La designación de Rafa Márquez como director técnico de la Selección Mexicana provocó que algunos comentaristas salieran a cuestionar su trayectoria con la misma urgencia que quien descubre que el café ya se enfrió. Javier Alarcón, desde ESPN, aseguró que el nombramiento respondía más a popularidad que a méritos técnicos, como si el currículum del exdefensor se hubiera escrito en servilletas de bar.
Márquez fue confirmado esta semana tras la eliminación en octavos ante Inglaterra, aunque su incorporación ya se había anticipado junto con el regreso de Javier Aguirre. El analista insistió en que no quedó claro quién evaluó su perfil ni si su paso como auxiliar bastaba. Lo que omitió mencionar es que Márquez dirigió dos temporadas al filial del Barcelona, llevando al equipo a playoffs de ascenso en la Primera División RFEF, y antes comandó al Cadete A del Real Alcalá entre 2020 y 2021, periodo en el que obtuvo la licencia UEFA Pro.

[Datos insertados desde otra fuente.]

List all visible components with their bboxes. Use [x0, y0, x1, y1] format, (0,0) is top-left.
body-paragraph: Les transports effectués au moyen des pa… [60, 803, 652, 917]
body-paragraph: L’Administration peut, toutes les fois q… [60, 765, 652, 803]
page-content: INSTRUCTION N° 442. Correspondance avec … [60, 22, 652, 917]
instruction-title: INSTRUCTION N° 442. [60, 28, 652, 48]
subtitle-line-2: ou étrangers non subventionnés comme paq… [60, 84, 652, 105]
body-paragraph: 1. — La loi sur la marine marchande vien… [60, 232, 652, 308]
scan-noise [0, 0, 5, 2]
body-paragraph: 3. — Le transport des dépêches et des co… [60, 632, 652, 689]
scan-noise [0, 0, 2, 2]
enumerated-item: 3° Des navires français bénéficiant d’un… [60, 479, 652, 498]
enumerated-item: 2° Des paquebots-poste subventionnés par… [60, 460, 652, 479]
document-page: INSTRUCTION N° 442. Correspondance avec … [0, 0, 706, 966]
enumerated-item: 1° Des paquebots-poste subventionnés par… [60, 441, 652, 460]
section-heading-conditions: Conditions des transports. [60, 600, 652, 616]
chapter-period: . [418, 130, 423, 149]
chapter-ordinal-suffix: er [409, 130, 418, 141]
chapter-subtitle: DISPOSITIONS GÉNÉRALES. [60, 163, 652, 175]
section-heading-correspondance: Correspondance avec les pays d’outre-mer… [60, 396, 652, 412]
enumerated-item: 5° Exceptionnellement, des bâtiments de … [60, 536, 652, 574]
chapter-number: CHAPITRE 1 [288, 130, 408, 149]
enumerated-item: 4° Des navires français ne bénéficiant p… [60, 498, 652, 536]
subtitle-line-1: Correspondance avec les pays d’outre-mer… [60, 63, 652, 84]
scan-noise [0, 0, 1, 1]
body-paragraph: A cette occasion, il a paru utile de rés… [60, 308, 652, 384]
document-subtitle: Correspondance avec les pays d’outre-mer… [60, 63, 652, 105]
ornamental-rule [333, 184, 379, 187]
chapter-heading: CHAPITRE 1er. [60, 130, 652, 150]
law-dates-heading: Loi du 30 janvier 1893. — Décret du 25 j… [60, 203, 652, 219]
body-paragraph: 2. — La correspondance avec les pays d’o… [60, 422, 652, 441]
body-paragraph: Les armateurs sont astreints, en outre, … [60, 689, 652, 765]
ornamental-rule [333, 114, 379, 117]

Esa progresión, lejos de ser un salto improvisado, muestra una ruta ordenada desde el fútbol base español hasta el segundo equipo azulgrana.

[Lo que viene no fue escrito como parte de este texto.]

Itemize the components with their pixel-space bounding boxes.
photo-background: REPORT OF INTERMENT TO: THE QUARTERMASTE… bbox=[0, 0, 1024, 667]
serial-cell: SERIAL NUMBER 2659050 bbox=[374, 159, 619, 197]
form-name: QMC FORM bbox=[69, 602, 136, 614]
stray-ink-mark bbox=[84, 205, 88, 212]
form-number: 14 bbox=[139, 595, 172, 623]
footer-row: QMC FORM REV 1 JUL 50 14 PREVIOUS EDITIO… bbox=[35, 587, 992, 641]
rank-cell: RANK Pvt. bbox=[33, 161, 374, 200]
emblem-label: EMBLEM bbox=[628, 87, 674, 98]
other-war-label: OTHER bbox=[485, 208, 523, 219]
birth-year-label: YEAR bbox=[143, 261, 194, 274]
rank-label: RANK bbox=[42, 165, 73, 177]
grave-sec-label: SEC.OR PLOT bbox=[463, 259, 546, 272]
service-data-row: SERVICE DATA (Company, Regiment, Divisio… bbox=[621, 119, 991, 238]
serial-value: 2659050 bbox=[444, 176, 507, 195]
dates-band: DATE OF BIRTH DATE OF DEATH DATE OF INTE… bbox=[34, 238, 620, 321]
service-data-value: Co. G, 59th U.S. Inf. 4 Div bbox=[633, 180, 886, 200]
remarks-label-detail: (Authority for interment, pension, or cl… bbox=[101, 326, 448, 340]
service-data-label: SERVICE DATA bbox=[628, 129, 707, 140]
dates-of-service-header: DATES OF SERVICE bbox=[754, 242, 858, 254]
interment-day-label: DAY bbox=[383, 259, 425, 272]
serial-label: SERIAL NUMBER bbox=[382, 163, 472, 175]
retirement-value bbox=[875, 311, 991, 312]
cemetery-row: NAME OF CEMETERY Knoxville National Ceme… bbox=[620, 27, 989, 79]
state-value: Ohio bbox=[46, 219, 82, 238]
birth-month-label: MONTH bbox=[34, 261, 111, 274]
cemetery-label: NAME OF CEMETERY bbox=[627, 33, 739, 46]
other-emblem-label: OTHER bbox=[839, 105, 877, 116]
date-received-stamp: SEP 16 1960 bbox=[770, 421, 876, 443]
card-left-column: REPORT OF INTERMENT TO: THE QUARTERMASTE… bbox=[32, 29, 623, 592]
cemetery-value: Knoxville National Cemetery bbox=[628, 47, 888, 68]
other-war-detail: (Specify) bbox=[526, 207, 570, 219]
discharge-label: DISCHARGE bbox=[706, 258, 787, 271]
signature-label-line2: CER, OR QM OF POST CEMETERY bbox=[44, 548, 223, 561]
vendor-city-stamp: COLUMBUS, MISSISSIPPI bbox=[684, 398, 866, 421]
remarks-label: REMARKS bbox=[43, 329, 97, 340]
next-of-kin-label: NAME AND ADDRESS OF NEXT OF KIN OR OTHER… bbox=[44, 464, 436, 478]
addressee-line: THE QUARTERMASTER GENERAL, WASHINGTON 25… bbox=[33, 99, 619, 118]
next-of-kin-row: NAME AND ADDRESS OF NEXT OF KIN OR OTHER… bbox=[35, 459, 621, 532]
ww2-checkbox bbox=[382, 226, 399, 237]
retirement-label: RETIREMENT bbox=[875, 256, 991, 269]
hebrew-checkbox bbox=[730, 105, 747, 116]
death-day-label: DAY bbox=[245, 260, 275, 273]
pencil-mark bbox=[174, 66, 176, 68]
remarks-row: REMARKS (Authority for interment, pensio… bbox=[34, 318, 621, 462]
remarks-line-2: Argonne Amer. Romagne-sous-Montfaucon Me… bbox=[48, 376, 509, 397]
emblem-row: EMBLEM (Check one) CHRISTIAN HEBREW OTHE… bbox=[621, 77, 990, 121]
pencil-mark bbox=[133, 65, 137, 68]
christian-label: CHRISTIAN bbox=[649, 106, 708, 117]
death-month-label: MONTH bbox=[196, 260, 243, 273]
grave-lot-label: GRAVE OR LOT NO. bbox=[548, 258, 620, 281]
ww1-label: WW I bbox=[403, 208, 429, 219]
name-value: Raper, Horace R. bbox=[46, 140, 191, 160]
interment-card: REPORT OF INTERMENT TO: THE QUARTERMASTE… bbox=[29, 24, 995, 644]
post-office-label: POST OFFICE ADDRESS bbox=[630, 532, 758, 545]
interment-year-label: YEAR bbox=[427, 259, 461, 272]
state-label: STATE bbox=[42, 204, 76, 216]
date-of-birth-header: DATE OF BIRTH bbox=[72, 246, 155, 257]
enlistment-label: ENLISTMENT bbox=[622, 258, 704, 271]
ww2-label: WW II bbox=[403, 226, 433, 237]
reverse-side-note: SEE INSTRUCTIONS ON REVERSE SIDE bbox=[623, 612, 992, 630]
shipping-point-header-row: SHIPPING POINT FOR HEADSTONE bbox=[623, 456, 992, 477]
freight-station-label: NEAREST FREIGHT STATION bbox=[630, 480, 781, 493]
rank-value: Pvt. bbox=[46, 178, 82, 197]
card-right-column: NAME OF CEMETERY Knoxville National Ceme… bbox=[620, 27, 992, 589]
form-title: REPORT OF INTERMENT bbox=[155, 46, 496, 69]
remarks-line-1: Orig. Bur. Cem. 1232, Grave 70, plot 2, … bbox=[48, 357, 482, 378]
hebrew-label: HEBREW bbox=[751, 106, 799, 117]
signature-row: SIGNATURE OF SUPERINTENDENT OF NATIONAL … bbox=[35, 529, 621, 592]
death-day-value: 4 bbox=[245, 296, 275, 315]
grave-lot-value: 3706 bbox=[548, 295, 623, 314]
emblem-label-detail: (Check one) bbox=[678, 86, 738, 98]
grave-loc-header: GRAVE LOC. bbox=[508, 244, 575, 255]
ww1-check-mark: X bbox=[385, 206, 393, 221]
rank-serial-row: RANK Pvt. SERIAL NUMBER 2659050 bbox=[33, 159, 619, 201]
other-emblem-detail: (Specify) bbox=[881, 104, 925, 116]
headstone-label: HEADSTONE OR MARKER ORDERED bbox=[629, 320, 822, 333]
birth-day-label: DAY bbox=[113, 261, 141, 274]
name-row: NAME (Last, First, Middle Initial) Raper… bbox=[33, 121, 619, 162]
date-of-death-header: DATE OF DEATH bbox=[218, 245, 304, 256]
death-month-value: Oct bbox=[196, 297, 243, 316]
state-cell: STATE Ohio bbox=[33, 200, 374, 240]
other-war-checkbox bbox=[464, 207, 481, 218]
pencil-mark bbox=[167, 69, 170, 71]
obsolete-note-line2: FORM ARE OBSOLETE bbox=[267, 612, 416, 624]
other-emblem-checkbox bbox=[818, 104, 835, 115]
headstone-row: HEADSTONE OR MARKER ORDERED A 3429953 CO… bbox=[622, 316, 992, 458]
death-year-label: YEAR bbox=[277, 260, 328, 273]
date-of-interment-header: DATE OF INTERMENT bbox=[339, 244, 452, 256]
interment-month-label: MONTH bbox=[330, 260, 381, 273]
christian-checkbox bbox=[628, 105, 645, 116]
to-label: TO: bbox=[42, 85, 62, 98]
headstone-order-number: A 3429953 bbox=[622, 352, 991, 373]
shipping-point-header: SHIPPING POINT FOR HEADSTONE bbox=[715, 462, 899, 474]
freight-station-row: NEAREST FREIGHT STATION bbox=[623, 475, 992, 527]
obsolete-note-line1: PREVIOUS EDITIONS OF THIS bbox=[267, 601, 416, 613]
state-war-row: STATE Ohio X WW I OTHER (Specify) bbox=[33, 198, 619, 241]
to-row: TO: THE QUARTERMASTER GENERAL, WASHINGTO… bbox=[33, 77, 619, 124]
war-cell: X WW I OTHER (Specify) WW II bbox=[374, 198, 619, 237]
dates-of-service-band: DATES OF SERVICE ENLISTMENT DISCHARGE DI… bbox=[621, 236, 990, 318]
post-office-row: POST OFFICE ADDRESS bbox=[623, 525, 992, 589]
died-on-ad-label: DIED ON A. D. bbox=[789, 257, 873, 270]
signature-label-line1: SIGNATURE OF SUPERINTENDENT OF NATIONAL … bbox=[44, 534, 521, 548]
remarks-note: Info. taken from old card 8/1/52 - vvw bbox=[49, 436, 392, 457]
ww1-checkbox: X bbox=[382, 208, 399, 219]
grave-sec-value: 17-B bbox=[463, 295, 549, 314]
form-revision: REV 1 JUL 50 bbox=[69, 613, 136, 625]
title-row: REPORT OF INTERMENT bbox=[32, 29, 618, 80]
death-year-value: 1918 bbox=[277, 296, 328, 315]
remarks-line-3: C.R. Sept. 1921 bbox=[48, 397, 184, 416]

La Selección Mexicana retomará actividad entre el 21 de septiembre y el 6 de octubre durante la próxima Fecha FIFA. El ciclo incluye Copa Oro y Nations League en 2029, Juegos Olímpicos de Los Ángeles en 2028 y el Mundial 2030 como objetivo principal. Márquez heredó un proyecto que ya contempla la renovación generacional y la preparación de talento sub-23, sin necesidad de esperar aprobaciones de tribuna.
Mientras tanto, las críticas parecen más interesadas en captar atención que en analizar el trabajo ya realizado en las categorías inferiores. El nuevo ciclo arrancará con la misma calma que un defensa que sabe esperar el momento exacto para cortar el balón.